School construction costs, which were paid for with cash this year, are instead being financed.
And $106 million to run the Highway Patrol, which had been paid this year from tax receipts, will instead be funded through gasoline taxes and vehicle registration fees, money that otherwise is not part of the budget and normally goes to road construction and maintenance.
There is, however, about $348 million in spending cuts from current levels.
Among the largest is a mandate to cut $50 million in expenses at the state’s three universities. How that burden is divided up is being left to the Board of Regents.
Community colleges will not get more than $20 million they otherwise would receive for building projects.

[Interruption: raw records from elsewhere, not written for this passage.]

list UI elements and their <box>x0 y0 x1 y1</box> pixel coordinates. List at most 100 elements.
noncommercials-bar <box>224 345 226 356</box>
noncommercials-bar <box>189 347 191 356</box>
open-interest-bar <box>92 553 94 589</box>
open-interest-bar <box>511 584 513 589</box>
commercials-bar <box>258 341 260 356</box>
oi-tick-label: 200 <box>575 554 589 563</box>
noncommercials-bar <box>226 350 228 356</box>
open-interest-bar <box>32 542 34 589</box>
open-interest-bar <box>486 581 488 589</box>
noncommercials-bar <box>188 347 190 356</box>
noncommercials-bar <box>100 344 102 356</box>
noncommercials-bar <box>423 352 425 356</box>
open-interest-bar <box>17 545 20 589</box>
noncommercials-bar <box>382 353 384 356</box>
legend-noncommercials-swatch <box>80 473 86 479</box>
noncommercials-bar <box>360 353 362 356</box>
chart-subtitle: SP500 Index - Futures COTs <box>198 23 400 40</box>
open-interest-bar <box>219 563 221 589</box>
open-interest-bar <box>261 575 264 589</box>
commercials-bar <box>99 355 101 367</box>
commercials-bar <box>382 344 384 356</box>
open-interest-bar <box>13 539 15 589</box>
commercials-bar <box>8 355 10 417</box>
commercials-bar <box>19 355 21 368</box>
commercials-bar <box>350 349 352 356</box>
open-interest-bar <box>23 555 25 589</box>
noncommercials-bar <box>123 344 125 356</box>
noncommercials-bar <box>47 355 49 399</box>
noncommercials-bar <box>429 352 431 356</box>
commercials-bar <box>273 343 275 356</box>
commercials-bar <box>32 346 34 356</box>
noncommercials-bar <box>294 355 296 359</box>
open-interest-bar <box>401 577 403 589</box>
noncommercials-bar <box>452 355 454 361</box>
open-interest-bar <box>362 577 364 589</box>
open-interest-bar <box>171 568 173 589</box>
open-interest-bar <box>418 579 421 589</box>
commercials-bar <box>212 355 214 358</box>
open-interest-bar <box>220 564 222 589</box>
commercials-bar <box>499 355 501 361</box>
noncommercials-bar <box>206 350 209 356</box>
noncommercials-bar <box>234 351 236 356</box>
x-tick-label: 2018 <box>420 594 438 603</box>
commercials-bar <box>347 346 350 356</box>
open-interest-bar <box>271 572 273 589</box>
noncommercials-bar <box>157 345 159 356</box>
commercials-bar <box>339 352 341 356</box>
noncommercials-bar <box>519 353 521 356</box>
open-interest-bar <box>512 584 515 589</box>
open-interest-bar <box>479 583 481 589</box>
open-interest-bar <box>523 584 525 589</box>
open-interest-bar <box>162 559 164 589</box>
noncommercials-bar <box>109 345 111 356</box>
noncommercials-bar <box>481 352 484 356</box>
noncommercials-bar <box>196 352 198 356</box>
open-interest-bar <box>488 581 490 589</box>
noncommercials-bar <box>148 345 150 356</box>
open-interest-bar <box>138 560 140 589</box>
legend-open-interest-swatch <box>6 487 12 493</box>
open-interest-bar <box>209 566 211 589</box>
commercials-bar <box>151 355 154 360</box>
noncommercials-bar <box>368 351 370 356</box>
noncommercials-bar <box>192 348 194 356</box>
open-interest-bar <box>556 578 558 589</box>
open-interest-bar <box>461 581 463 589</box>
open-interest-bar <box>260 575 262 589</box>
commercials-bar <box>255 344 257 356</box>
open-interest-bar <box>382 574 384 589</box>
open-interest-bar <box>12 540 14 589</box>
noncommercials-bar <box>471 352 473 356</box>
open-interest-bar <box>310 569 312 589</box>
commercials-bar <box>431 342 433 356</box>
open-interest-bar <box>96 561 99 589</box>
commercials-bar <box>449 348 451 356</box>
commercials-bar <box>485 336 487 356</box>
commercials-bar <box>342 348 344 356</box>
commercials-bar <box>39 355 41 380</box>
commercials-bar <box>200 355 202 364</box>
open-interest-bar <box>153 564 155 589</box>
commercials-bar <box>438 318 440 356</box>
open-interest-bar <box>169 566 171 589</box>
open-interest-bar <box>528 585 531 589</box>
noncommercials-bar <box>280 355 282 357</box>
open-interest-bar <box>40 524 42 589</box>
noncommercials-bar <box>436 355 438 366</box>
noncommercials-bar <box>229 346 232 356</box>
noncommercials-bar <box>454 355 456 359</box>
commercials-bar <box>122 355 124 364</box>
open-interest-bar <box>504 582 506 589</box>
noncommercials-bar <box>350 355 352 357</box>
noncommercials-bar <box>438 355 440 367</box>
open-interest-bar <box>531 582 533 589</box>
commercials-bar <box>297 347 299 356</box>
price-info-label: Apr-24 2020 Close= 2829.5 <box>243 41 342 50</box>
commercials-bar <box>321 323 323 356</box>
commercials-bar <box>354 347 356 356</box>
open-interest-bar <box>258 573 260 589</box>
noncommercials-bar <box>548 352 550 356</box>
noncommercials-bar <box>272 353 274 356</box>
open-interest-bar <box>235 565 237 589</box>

But the cuts were not large enough for House Republicans, most of whom opposed the budget.
“In other words we have two months on our credit card that go unpaid,” he said, totaling $660 million. And that comes on top of borrowing $593 million, not only for schools to be built in the coming year but actually financing schools approved in prior years.
Rep. Steve Yarbrough, R-Chandler, specifically objected to the idea of allowing the Arizona Lottery to do more advertising to promote gambling so the state would gain more than $50 million a year in profits to pay off that $1 million in borrowing for university projects.
And Rep. Russell Pearce, R-Mesa, pointed out that the state has drained it’s “rainy day” fund and pretty much swept all the cash out of the various special funds. He said that will leave Arizona ill prepared to deal with the fact that the soft economy will again leave the state short of revenues for the 2009-2010 budget year.
It also directs the state Department of Public Safety to contract for 100 photo radar cameras, both fixed and mobile, to catch speeders. The net proceeds from citations issued by these devices, after costs, would all go to the state, an exception to the state law that normally sends the money to the city or county in which the ticket is issued.
Gov. Janet Napolitano had estimated in January the program could generate $90 million in its first year. But the legislation has no estimate of revenues.
And it saves DPS about $7.8 million by requiring local police departments that use the agency’s crime lab to reimburse it for its expenses.